J’aime comparer la ville de Naples à un cœur n’ayant jamais cessé de battre, que ce soit sous le nom de Pathenope ou Neapolis. Je n’ai pas beaucoup vadrouillé en Italie, mais je sais déjà que la cité napolitaine a un petit quelque chose que les autres grandes villes n’ont pas. Naples peut effrayer avec son dédale de ruelles étroites et toutes les histoires (et clichés) qui l’entourent, mais c’est une ville qui respire, une ville dont on peut limite prendre le pouls si on est attentif.

Naples est différente tout simplement parce qu’elle n’a jamais cessé de vivre, de changer, d’évoluer… Elle n’est jamais restée figée dans le temps comme peuvent l’être certains quartiers de Rome par exemple. Le moindre petit coin de la ville a son histoire et les citadins ont su s’en saisir et la manipuler tout en la respectant.

On sent clairement les différentes influences présentes dans son architecture. Là-bas, les monuments historiques sont classés, mais servent encore. Il n’est pas rare de voir certains bijoux historiques habités ! C’est comme une fusion de plusieurs époques, les arcades d’un ancien théâtre pouvant tout à fait servir à l’érection d’un autre édifice un peu plus récent. C’est comme si la vie avait toujours suivi son cours, un déroulement naturel ne posant problème à personne.

En gros, Naples n’est pas une ville statique et si on se pose sur un banc au milieu de la foule, on comprend que ce mode de vie qui peut nous sembler un peu fouillis au premier abord, a en réalité un rythme particulier.

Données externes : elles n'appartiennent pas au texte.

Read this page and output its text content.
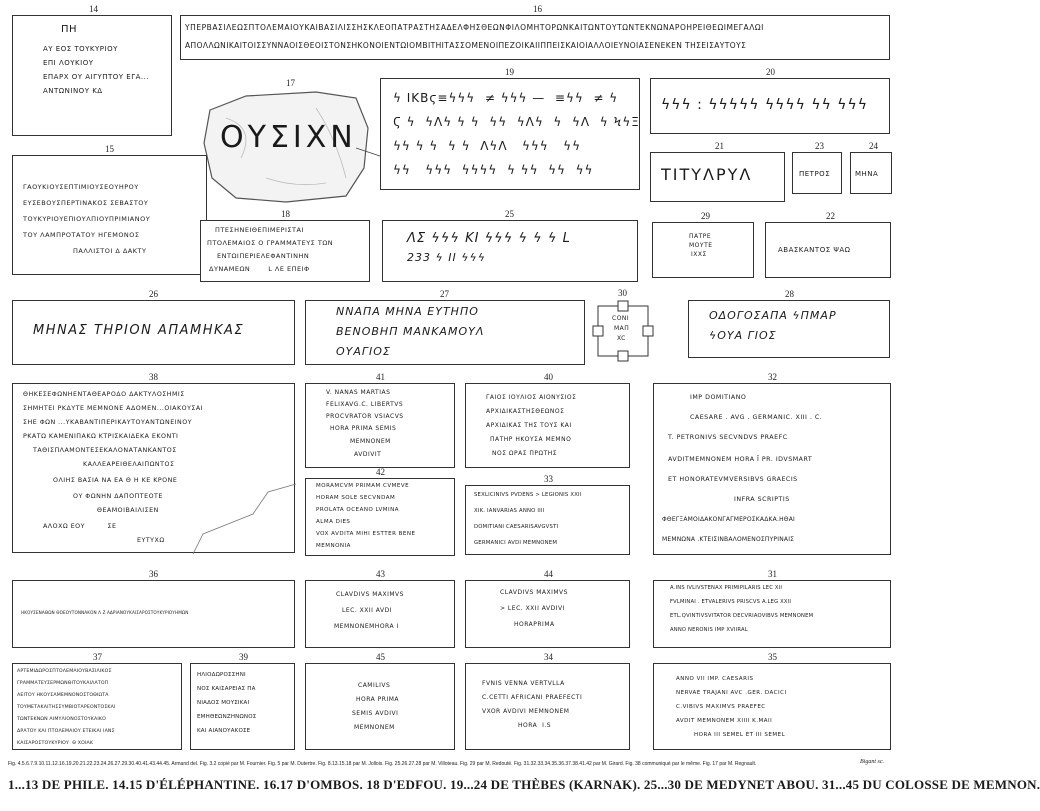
14
ΠΗ
ΑΥ ΕΟΣ ΤΟΥΚΥΡΙΟΥ
ΕΠΙ ΛΟΥΚΙΟΥ
ΕΠΑΡΧ ΟΥ ΑΙΓΥΠΤΟΥ ΕΓΑ...
ΑΝΤΩΝΙΝΟΥ ΚΔ
16
ΥΠΕΡΒΑΣΙΛΕΩΣΠΤΟΛΕΜΑΙΟΥΚΑΙΒΑΣΙΛΙΣΣΗΣΚΛΕΟΠΑΤΡΑΣΤΗΣΑΔΕΛΦΗΣΘΕΩΝΦΙΛΟΜΗΤΟΡΩΝΚΑΙΤΩΝΤΟΥΤΩΝΤΕΚΝΩΝΑΡΟΗΡΕΙΘΕΩΙΜΕΓΑΛΩΙ
ΑΠΟΛΛΩΝΙΚΑΙΤΟΙΣΣΥΝΝΑΟΙΣΘΕΟΙΣΤΟΝΣΗΚΟΝΟΙΕΝΤΩΙΟΜΒΙΤΗΙΤΑΣΣΟΜΕΝΟΙΠΕΖΟΙΚΑΙΙΠΠΕΙΣΚΑΙΟΙΑΛΛΟΙΕΥΝΟΙΑΣΕΝΕΚΕΝ ΤΗΣΕΙΣΑΥΤΟΥΣ
17
ΟΥΣΙΧΝ
19
ϟ ΙΚΒϛ≡ϟϟϟ  ≠ ϟϟϟ —  ≡ϟϟ  ≠ ϟ
Ϛ ϟ  ϟΛϟ ϟ ϟ  ϟϟ  ϟΛϟ  ϟ  ϟΛ  ϟ ϞϟΞ
ϟϟ ϟ ϟ  ϟ ϟ  ΛϟΛ   ϟϟϟ   ϟϟ
ϟϟ   ϟϟϟ  ϟϟϟϟ  ϟ ϟϟ  ϟϟ  ϟϟ
20
ϟϟϟ : ϟϟϟϟϟ ϟϟϟϟ ϟϟ ϟϟϟ
15
ΓΑΟΥΚΙΟΥΣΕΠΤΙΜΙΟΥΣΕΟΥΗΡΟΥ
ΕΥΣΕΒΟΥΣΠΕΡΤΙΝΑΚΟΣ ΣΕΒΑΣΤΟΥ
ΤΟΥΚΥΡΙΟΥΕΠΙΟΥΛΠΙΟΥΠΡΙΜΙΑΝΟΥ
ΤΟΥ ΛΑΜΠΡΟΤΑΤΟΥ ΗΓΕΜΟΝΟΣ
ΠΑΛΛΙΣΤΟΙ Δ ΔΑΚΤΥ
21
ΤΙΤΥΛΡΥΛ
23
ΠΕΤΡΟΣ
24
ΜΗΝΑ
18
ΠΤΕΣΗΝΕΙΘΕΠΙΜΕΡΙΣΤΑΙ
ΠΤΟΛΕΜΑΙΟΣ Ο ΓΡΑΜΜΑΤΕΥΣ ΤΩΝ
ΕΝΤΩΙΠΕΡΙΕΛΕΦΑΝΤΙΝΗΝ
ΔΥΝΑΜΕΩΝ       L ΛΕ ΕΠΕΙΦ
25
ΛΣ ϟϟϟ ΚΙ ϟϟϟ ϟ ϟ ϟ L
233 ϟ ΙΙ ϟϟϟ
29
ΠΑΤΡΕ
ΜΟΥΤΕ
ΙΧΧΣ
22
ΑΒΑΣΚΑΝΤΟΣ ΨΑΩ
26
ΜΗΝΑΣ ΤΗΡΙΟΝ ΑΠΑΜΗΚΑΣ
27
ΝΝΑΠΑ ΜΗΝΑ ΕΥΤΗΠΟ
ΒΕΝΟΒΗΠ ΜΑΝΚΑΜΟΥΛ
ΟΥΑΓΙΟΣ
30
CONI
ΜΑΠ
XC
28
ΟΔΟΓΟΣΑΠΑ ϟΠΜΑΡ
ϟΟΥΑ ΓΙΟΣ
38
ΘΗΚΕΣΕΦΩΝΗΕΝΤΑΘΕΑΡΟΔΟ ΔΑΚΤΥΛΟΣΗΜΙΣ
ΣΗΜΗΤΕΙ ΡΚΔΥΤΕ ΜΕΜΝΟΝΕ ΑΔΟΜΕΝ...ΟΙΑΚΟΥΣΑΙ
ΣΗΕ ΦΩΝ ...ΥΚΑΒΑΝΤΙΠΕΡΙΚΑΥΤΟΥΑΝΤΩΝΕΙΝΟΥ
ΡΚΑΤΩ ΚΑΜΕΝΙΠΑΚΩ ΚΤΡΙΣΚΑΙΔΕΚΑ ΕΚΟΝΤΙ
ΤΑΘΙΣΠΛΑΜΟΝΤΕΣΕΚΑΛΟΝΑΤΑΝΚΑΝΤΟΣ
ΚΑΛΛΕΑΡΕΙΘΕΛΑΙΠΩΝΤΟΣ
ΟΛΙΗΣ ΒΑΣΙΑ ΝΑ ΕΑ Θ Η ΚΕ ΚΡΟΝΕ
ΟΥ ΦΩΝΗΝ ΔΑΠΟΠΤΕΟΤΕ
ΘΕΑΜΟΙΒΑΙΛΙΣΕΝ
ΑΛΟΧΩ ΕΟΥ         ΣΕ
ΕΥΤΥΧΩ
41
V. NANAS MARTIAS
FELIXAVG.C. LIBERTVS
PROCVRATOR VSIACVS
HORA PRIMA SEMIS
MEMNONEM
AVDIVIT
40
ΓΑΙΟΣ ΙΟΥΛΙΟΣ ΑΙΟΝΥΣΙΟΣ
ΑΡΧΙΔΙΚΑΣΤΗΣΘΕΩΝΟΣ
ΑΡΧΙΔΙΚΑΣ ΤΗΣ ΤΟΥΣ ΚΑΙ
ΠΑΤΗΡ ΗΚΟΥΣΑ ΜΕΜΝΟ
ΝΟΣ ΩΡΑΣ ΠΡΩΤΗΣ
32
IMP DOMITIANO
CAESARE . AVG . GERMANIC. XIII . C.
T. PETRONIVS SECVNDVS PRAEFC
AVDITMEMNONEM HORA Ī PR. IDVSMART
ET HONORATEVMVERSIBVS GRAECIS
INFRA SCRIPTIS
ΦΘΕΓΞΑΜΟΙΔΑΚΟΝΓΑΓΜΕΡΟΣΚΑΔΚΑ.ΗΘΑΙ
ΜΕΜΝΩΝΑ .ΚΤΕΙΣΙΝΒΑΛΟΜΕΝΟΣΠΥΡΙΝΑΙΣ
42
MORAMCVM PRIMAM CVMEVE
HORAM SOLE SECVNDAM
PROLATA OCEANO LVMINA
ALMA DIES
VOX AVDITA MIHI ESTTER BENE
MEMNONIA
33
SEXLICINIVS PVDENS > LEGIONIS XXII
XIK. IANVARIAS ANNO IIII
DOMITIANI CAESARISAVGVSTI
GERMANICI AVDI MEMNONEM
36
ΗΚΟΥΣΕΝΑΘΩΝ ΘΟΕΟΥΤΟΝΝΑΚΟΝ Λ Ζ ΑΔΡΙΑΝΟΥΚΑΙΣΑΡΟΣΤΟΥΚΥΡΙΟΥΗΜΩΝ
43
CLAVDIVS MAXIMVS
LEC. XXII AVDI
MEMNONEMHORA I
44
CLAVDIVS MAXIMVS
> LEC. XXII AVDIVI
HORAPRIMA
31
A.INS IVLIVSTENAX PRIMIPILARIS LEC XII
FVLMINAI . ETVALERIVS PRISCVS A.LEG XXII
ETL.QVINTIVSVITATOR DECVRIAOVIBVS MEMNONEM
ANNO NERONIS IMP XVIIRAL
37
ΑΡΤΕΜΙΔΩΡΟΣΠΤΟΛΕΜΑΙΟΥΒΑΣΙΛΙΚΟΣ
ΓΡΑΜΜΑΤΕΥΣΕΡΜΩΝΘΙΤΟΥΚΑΙΛΑΤΟΠ
ΑΕΙΤΟΥ ΗΚΟΥΣΑΜΕΜΝΟΝΟΣΤΟΘΙΩΤΑ
ΤΟΥΜΕΤΑΚΑΙΤΗΣΣΥΜΒΙΟΤΑΡΕΟΝΤΟΣΚΑΙ
ΤΩΝΤΕΚΝΩΝ ΑΙΜΥΛΙΟΝΟΣΤΟΥΚΑΙΚΟ
ΔΡΑΤΟΥ ΚΑΙ ΠΤΟΛΕΜΑΙΟΥ ΕΤΕΙΚΑΙ ΙΑΝΣ
ΚΑΙΣΑΡΟΣΤΟΥΚΥΡΙΟΥ  Θ ΧΟΙΑΚ
39
ΗΛΙΟΔΩΡΟΣΣΗΝΙ
ΝΟΣ ΚΑΙΣΑΡΕΙΑΣ ΠΑ
ΝΙΑΔΟΣ ΜΟΥΣΙΚΑΙ
ΕΜΗΘΕΩΝΖΗΝΩΝΟΣ
ΚΑΙ ΑΙΑΝΟΥΑΚΟΣΕ
45
CAMILIVS
HORA PRIMA
SEMIS AVDIVI
MEMNONEM
34
FVNIS VENNA VERTVLLA
C.CETTI AFRICANI PRAEFECTI
VXOR AVDIVI MEMNONEM
HORA  I.S
35
ANNO VII IMP. CAESARIS
NERVAE TRAJANI AVC .GER. DACICI
C.VIBIVS MAXIMVS PRAEFEC
AVDIT MEMNONEM XIIII K.MAII
HORA III SEMEL ET III SEMEL
Fig. 4.5.6.7.9.10.11.12.16.19.20.21.22.23.24.26.27.29.30.40.41.43.44.45. Armand del. Fig. 3.2 copié par M. Fournier. Fig. 5 par M. Dutertre. Fig. 8.13.15.18 par M. Jollois. Fig. 25.26.27.28 par M. Villoteau. Fig. 29 par M. Redouté. Fig. 31.32.33.34.35.36.37.38.41.42 par M. Girard. Fig. 38 communiqué par le même. Fig. 17 par M. Regnault.	Bigant sc.
1...13 DE PHILE. 14.15 D'ÉLÉPHANTINE. 16.17 D'OMBOS. 18 D'EDFOU. 19...24 DE THÈBES (KARNAK). 25...30 DE MEDYNET ABOU. 31...45 DU COLOSSE DE MEMNON.
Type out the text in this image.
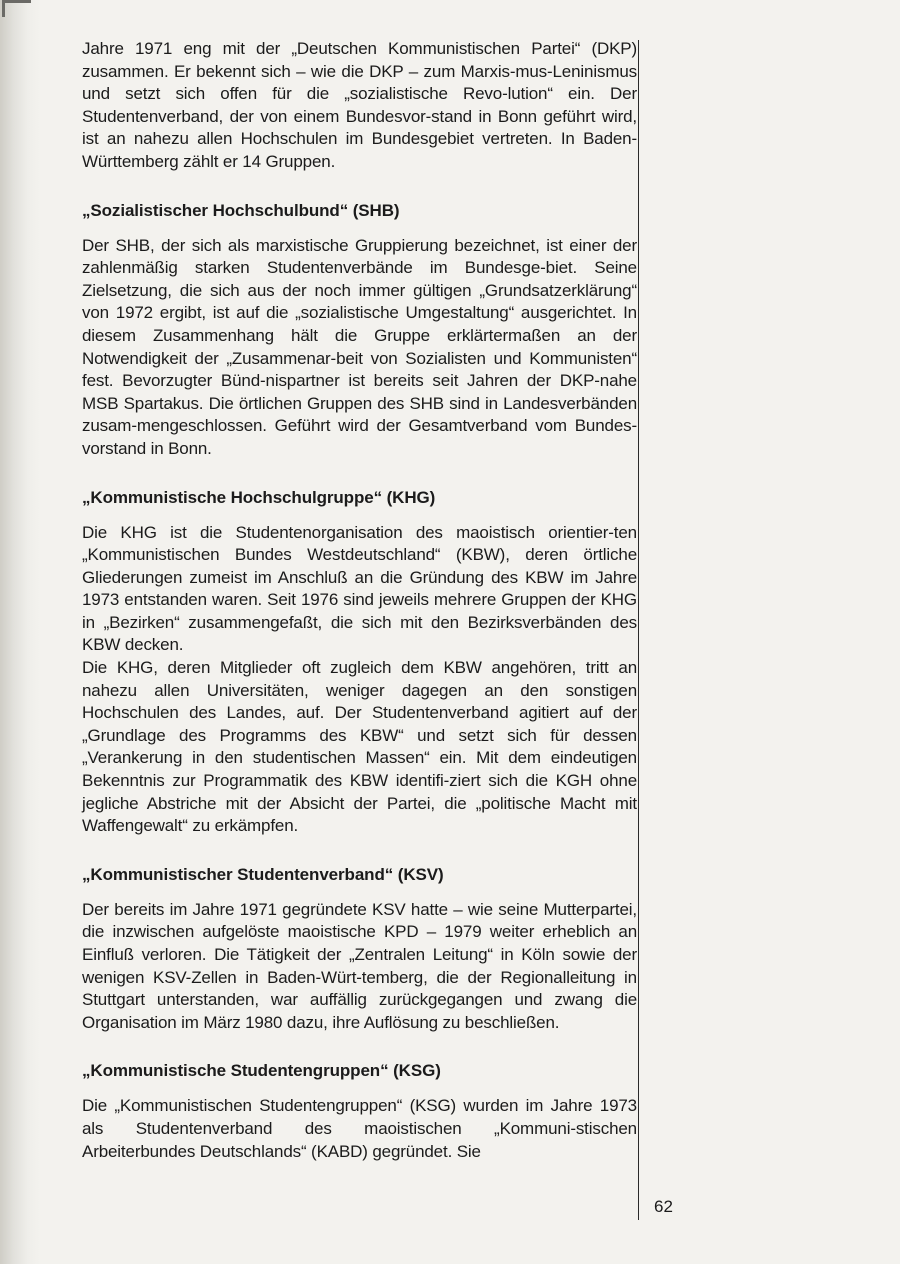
Jahre 1971 eng mit der „Deutschen Kommunistischen Partei“ (DKP) zusammen. Er bekennt sich – wie die DKP – zum Marxis-mus-Leninismus und setzt sich offen für die „sozialistische Revo-lution“ ein. Der Studentenverband, der von einem Bundesvor-stand in Bonn geführt wird, ist an nahezu allen Hochschulen im Bundesgebiet vertreten. In Baden-Württemberg zählt er 14 Gruppen.

„Sozialistischer Hochschulbund“ (SHB)

Der SHB, der sich als marxistische Gruppierung bezeichnet, ist einer der zahlenmäßig starken Studentenverbände im Bundesge-biet. Seine Zielsetzung, die sich aus der noch immer gültigen „Grundsatzerklärung“ von 1972 ergibt, ist auf die „sozialistische Umgestaltung“ ausgerichtet. In diesem Zusammenhang hält die Gruppe erklärtermaßen an der Notwendigkeit der „Zusammenar-beit von Sozialisten und Kommunisten“ fest. Bevorzugter Bünd-nispartner ist bereits seit Jahren der DKP-nahe MSB Spartakus. Die örtlichen Gruppen des SHB sind in Landesverbänden zusam-mengeschlossen. Geführt wird der Gesamtverband vom Bundes-vorstand in Bonn.

„Kommunistische Hochschulgruppe“ (KHG)

Die KHG ist die Studentenorganisation des maoistisch orientier-ten „Kommunistischen Bundes Westdeutschland“ (KBW), deren örtliche Gliederungen zumeist im Anschluß an die Gründung des KBW im Jahre 1973 entstanden waren. Seit 1976 sind jeweils mehrere Gruppen der KHG in „Bezirken“ zusammengefaßt, die sich mit den Bezirksverbänden des KBW decken.

Die KHG, deren Mitglieder oft zugleich dem KBW angehören, tritt an nahezu allen Universitäten, weniger dagegen an den sonstigen Hochschulen des Landes, auf. Der Studentenverband agitiert auf der „Grundlage des Programms des KBW“ und setzt sich für dessen „Verankerung in den studentischen Massen“ ein. Mit dem eindeutigen Bekenntnis zur Programmatik des KBW identifi-ziert sich die KGH ohne jegliche Abstriche mit der Absicht der Partei, die „politische Macht mit Waffengewalt“ zu erkämpfen.

„Kommunistischer Studentenverband“ (KSV)

Der bereits im Jahre 1971 gegründete KSV hatte – wie seine Mutterpartei, die inzwischen aufgelöste maoistische KPD – 1979 weiter erheblich an Einfluß verloren. Die Tätigkeit der „Zentralen Leitung“ in Köln sowie der wenigen KSV-Zellen in Baden-Würt-temberg, die der Regionalleitung in Stuttgart unterstanden, war auffällig zurückgegangen und zwang die Organisation im März 1980 dazu, ihre Auflösung zu beschließen.

„Kommunistische Studentengruppen“ (KSG)

Die „Kommunistischen Studentengruppen“ (KSG) wurden im Jahre 1973 als Studentenverband des maoistischen „Kommuni-stischen Arbeiterbundes Deutschlands“ (KABD) gegründet. Sie

62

J’aime Naples, peut-être parce que la ville a été ma toute première étape en Italie, il y a moins d’un an. Peut-être parce que j’ai des amis qui ont une passion pour cette ville qui est une des plus anciennes cités au monde. J’aime me promener sur les différentes petites places et m’assoir au pied d’une statue, au milieu des napolitains.

J’aime la façon dont ses habitant la font vibrer et l’intensité qu’ils lui donnent, j’aime cette fougue qui habite chacun de ses résidents… Je crois qu’en tombant amoureuse du mode de vie de sa population, je suis également tombée en amour avec cette ville, ses saveurs et ses couleurs.

Et puis vous tombez sur des personnages hauts en couleur, qui vous montreront le vrai visage de Naples, même si vous connaissez déjà bien la ville. Ce fut le cas lors de mon dernier voyage il y a quelques jours, lorsque j’ai rencontré Giovanni, mon hôte pour 4 nuitées. Lui qui n’est pas originaire de la région, faisait part de son amour pour Naples avec tant d’ardeur, qu’il était impossible de ne pas voir la ville avec un regard neuf. Giovanni est en quelque sorte une part de l’âme de Naples et c’est probablement le cas pour tous ses habitants en fait.

Naples est une ville antique et moderne à la fois et j’adore ce savoureux mélange, j’adore essayer de trouver la frontière entre ses deux mondes que tout semble opposer. Mais en regardant bien la ville, eh bien on voit qu’en fait, cela fonctionne à merveille et qu’elle nous offre un gigantesque musée en plein air.

pulcinella

En photo : Pulcinella, alias Polichinelle chez nous autres mangeurs de baguette. On reconnaît ce personnage issu de la commedia dell’arte et du théâtre napolitain grâce à son manque noir lui recouvrant la partie supérieure du visage.